Middle Eastern telecom companies also have their sights set on interregional expansion. Etisalat already has operations in several African nations including Nigeria and Egypt, and Qtel (Qatar Telecom) too has recently expanded its footprint into Tunisia. According to Abbassi of Arab Advisors Group, greenfield opportunities in the region dried up in the past six or seven years, with new operators becoming scarcer. Most telco companies are also expensive to acquire. A number of international operators are active in the Middle East, including Orange—owned by France Telecom, Spain’s Telefónica—which entered into a strategic partnership with UAE’s Etisalat last July, and mobile provider MTN South Africa.

150 Features_12-Sector-Rpt_ME-Telecoms

El Kabbany, BT: We don’t compete with local operators, they are our partners

As part of its stated aim to double its revenues in Africa and the Middle East by 2015 France Telecom-Orange, alongside partner Agility, acquired a 44% stake in Iraq mobile operator Korek Telecom last year.

For most foreign companies, however, the Middle East is a more conservative market to operate in with much of the foreign presence restricted to countries like Jordan (France Telecom/Orange) and Qatar (Vodafone).
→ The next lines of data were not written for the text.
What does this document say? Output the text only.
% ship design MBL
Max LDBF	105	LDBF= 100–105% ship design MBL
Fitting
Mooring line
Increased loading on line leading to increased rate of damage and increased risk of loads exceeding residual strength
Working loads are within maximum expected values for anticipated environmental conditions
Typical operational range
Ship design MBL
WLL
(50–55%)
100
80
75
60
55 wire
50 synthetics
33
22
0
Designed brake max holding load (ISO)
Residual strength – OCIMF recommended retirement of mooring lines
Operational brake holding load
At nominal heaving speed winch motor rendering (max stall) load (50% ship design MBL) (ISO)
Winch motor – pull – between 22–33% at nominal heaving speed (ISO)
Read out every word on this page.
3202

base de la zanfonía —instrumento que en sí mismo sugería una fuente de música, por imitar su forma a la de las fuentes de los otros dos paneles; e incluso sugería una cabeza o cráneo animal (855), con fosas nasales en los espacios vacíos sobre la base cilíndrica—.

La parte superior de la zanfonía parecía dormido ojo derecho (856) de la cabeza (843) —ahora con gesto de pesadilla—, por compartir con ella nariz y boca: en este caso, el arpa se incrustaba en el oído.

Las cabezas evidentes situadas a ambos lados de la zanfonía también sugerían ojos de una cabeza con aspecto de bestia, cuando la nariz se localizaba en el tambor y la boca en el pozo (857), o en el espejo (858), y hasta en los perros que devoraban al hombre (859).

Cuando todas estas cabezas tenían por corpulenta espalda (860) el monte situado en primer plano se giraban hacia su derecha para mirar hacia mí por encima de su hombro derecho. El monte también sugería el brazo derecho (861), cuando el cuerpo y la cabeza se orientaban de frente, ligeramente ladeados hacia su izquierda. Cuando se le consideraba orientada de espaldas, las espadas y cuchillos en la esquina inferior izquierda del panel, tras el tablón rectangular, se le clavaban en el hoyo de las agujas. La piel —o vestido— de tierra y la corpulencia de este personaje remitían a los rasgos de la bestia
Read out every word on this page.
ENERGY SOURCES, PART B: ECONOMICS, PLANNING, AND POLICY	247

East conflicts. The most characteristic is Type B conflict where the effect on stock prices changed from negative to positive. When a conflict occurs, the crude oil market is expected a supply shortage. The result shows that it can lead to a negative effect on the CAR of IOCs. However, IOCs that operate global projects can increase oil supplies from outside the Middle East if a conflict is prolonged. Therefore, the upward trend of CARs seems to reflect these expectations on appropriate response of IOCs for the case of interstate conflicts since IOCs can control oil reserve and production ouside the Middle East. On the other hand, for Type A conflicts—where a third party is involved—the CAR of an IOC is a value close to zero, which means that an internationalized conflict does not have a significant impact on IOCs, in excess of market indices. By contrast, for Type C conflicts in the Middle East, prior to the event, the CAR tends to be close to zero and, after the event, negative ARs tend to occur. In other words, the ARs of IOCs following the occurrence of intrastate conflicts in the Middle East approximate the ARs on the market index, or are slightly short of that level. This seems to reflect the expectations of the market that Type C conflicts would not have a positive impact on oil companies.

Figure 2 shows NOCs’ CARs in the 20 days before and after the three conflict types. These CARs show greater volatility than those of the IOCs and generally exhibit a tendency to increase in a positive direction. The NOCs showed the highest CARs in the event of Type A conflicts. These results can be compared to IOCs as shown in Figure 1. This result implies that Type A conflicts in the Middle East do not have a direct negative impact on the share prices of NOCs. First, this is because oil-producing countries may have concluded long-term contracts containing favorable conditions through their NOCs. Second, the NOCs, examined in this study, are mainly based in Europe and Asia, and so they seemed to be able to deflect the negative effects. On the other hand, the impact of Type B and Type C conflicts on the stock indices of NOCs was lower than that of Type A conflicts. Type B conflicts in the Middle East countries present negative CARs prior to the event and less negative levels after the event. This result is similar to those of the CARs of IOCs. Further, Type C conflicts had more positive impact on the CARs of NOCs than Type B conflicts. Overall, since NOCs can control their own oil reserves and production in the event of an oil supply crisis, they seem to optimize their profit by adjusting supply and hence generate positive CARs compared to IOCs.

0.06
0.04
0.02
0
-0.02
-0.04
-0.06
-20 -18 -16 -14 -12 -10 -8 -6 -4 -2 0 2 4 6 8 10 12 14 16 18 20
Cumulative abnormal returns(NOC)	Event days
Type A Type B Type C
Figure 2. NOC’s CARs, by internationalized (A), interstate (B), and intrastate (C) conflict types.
Purohit says foreign operators have tended to enjoy greater success in the enterprise telecoms space. El Kabbany of BT says its customers are typically global multinationals. “We don’t compete with local operators,” he explains. “They are our partners.”

In the Kingdom of Saudi Arabia, BT operates through BT Al Saudia, a joint venture with prince Abdulaziz bin Sattam bin Abdulaziz Al-Saud. El Kabbany says deregulation of the telecoms sector is not a focus in the region: In countries such as Pakistan and Bahrain, anyone can apply for a license; in Egypt, Jordan, Kuwait and Saudi Arabia, it is not as straightforward. “In some countries we are not even allowed to have our own license, and we have to work with partners to reach out to our customers using their network infrastructure. You need to find the right formula to operate in these countries.”

Despite the economic and political uncertainty that has spread across the Middle East as a result of the Arab Spring, El Kabbany remains optimistic about the region’s growth prospects. “We have consistently achieved double-digit growth for the past few years in the region. Once the dust settles, we can see major development in these centers, and we are making sure we are ready in terms of the ability to move ahead. It is just a matter of time.”